Bununla birlikte maddeye eklenen ikinci fıkranın son cümlesine göre, bozma kararına uymakla ortaya çıkan hukuki durum, ıslah hakkının kullanılmasıyla ortadan kaldırılamayacaktır. Bu ifadeyle kastedilen, Yargıtay’ın bozma kararından sonra ilk derece mahkemesinde yapılan yargılamada dikkate alınması gereken ve kanun hükümleriyle düzenlenmemiş olan usuli kazanılmış hak ve aleyhe hüküm verme yasağı gibi kurumlarıdır. Bu kapsamda Yargıtay’ın bozma kararına uyulması sonucunda, ilk derece mahkemesinin hüküm fıkralarından biriyle ilgili olarak usuli kazanılmış hak oluşmuşsa bu hakkı bertaraf edecek şekilde ıslah yapılamayacağı hüküm altına alınmaktadır. Örneğin ilk derece mahkemesinin anapara ve faizin tahsiline ilişkin kararına karşı istinaf yoluna başvurulmuş, bu başvuru reddedilmiş, ret kararı aleyhine temyiz yoluna müracaat edilmiş, karar sadece faizin yanlış oran uygulanarak hesaplanması noktasından bozulmuş ve ilk derece mahkemesince bozmaya uyulmuş ise bozmaya uyulmasından sonra yapılacak tahkikatta anapara miktarını artıracak şekilde ıslah yapılamayacaktır.

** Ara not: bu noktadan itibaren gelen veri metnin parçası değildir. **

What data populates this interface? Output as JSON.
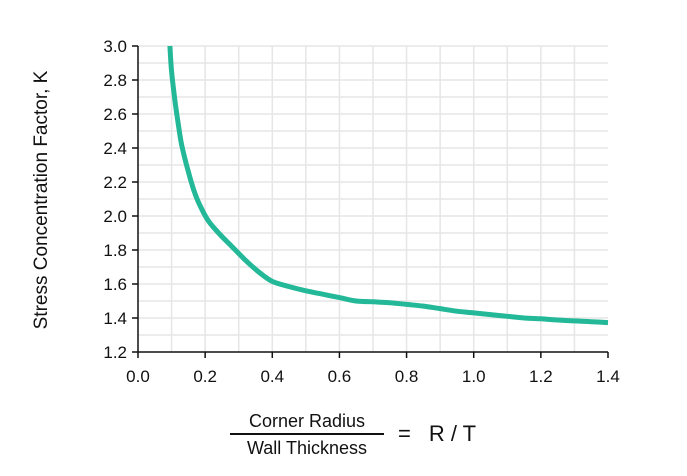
{
  "chart_data": {
    "type": "line",
    "ylabel": "Stress Concentration Factor, K",
    "xlabel": {
      "numerator": "Corner Radius",
      "denominator": "Wall Thickness",
      "equals": "=",
      "symbol": "R / T"
    },
    "xlim": [
      0.0,
      1.4
    ],
    "ylim": [
      1.2,
      3.0
    ],
    "x_ticks": [
      "0.0",
      "0.2",
      "0.4",
      "0.6",
      "0.8",
      "1.0",
      "1.2",
      "1.4"
    ],
    "y_ticks": [
      "1.2",
      "1.4",
      "1.6",
      "1.8",
      "2.0",
      "2.2",
      "2.4",
      "2.6",
      "2.8",
      "3.0"
    ],
    "grid": true,
    "series": [
      {
        "color": "#23b897",
        "x": [
          0.095,
          0.1,
          0.11,
          0.12,
          0.13,
          0.15,
          0.17,
          0.19,
          0.21,
          0.24,
          0.28,
          0.32,
          0.36,
          0.4,
          0.45,
          0.5,
          0.55,
          0.6,
          0.65,
          0.7,
          0.75,
          0.8,
          0.85,
          0.9,
          0.95,
          1.0,
          1.05,
          1.1,
          1.15,
          1.2,
          1.25,
          1.3,
          1.35,
          1.4
        ],
        "y": [
          3.0,
          2.85,
          2.68,
          2.54,
          2.42,
          2.26,
          2.13,
          2.04,
          1.97,
          1.9,
          1.82,
          1.74,
          1.67,
          1.615,
          1.585,
          1.56,
          1.54,
          1.52,
          1.5,
          1.495,
          1.49,
          1.48,
          1.47,
          1.455,
          1.44,
          1.43,
          1.42,
          1.41,
          1.4,
          1.395,
          1.388,
          1.383,
          1.378,
          1.373
        ]
      }
    ]
  }
}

HMK 177 (Islahın Zamanı, Süresi ve Şekli) Emsal Yargıtay Kararları


Yargıtay 2. Hukuk Dairesi 2021/5514 E. , 2021/5952 K.

  • HMK 177
  • Islahın süresi nedir? Ne zamana kadar ıslah yapılabilir?
  • Bozmadan sonra da ıslah yapılabilir.

Islah kurumu, 6100 sayılı Hukuk Muhakemeleri Kanunu’nun (HMK) 176’ncı ve devamı maddelerinde ayrıntılı olarak düzenlenmiştir. Islah, davacı veya davalının, iddianın ve savunmanın değiştirilmesi yasağı kapsamındaki usul işlemlerini, karşı tarafın iznine ve hâkimin onayına bağlı olmaksızın belli kurallar çerçevesinde bir defaya mahsus olmak üzere düzeltmesini sağlayan bir usul hukuku kurumudur.

Islahın zamanı ve şekli, HMK’nin 177. maddesinde düzenlenmiştir. HMK’nin 177/1. maddesinde “Islah, tahkikatın sona ermesine kadar yapılabilir.” hükmü yer almakta olup, Yargıtay’ın 04.02.1948 tarihli ve 1944/10 Esas, 1948/3 Karar sayılı, yine 06.05.2016 tarihli ve 2015/1 Esas, 2016/1 Karar sayılı İçtihadı Birleştirme Kararları gereği uygulama bozmadan sonra ıslah yapılamayacağı ve bozma sonrası ıslah taleplerinin reddi gerektiği şeklinde gerçekleşmiştir.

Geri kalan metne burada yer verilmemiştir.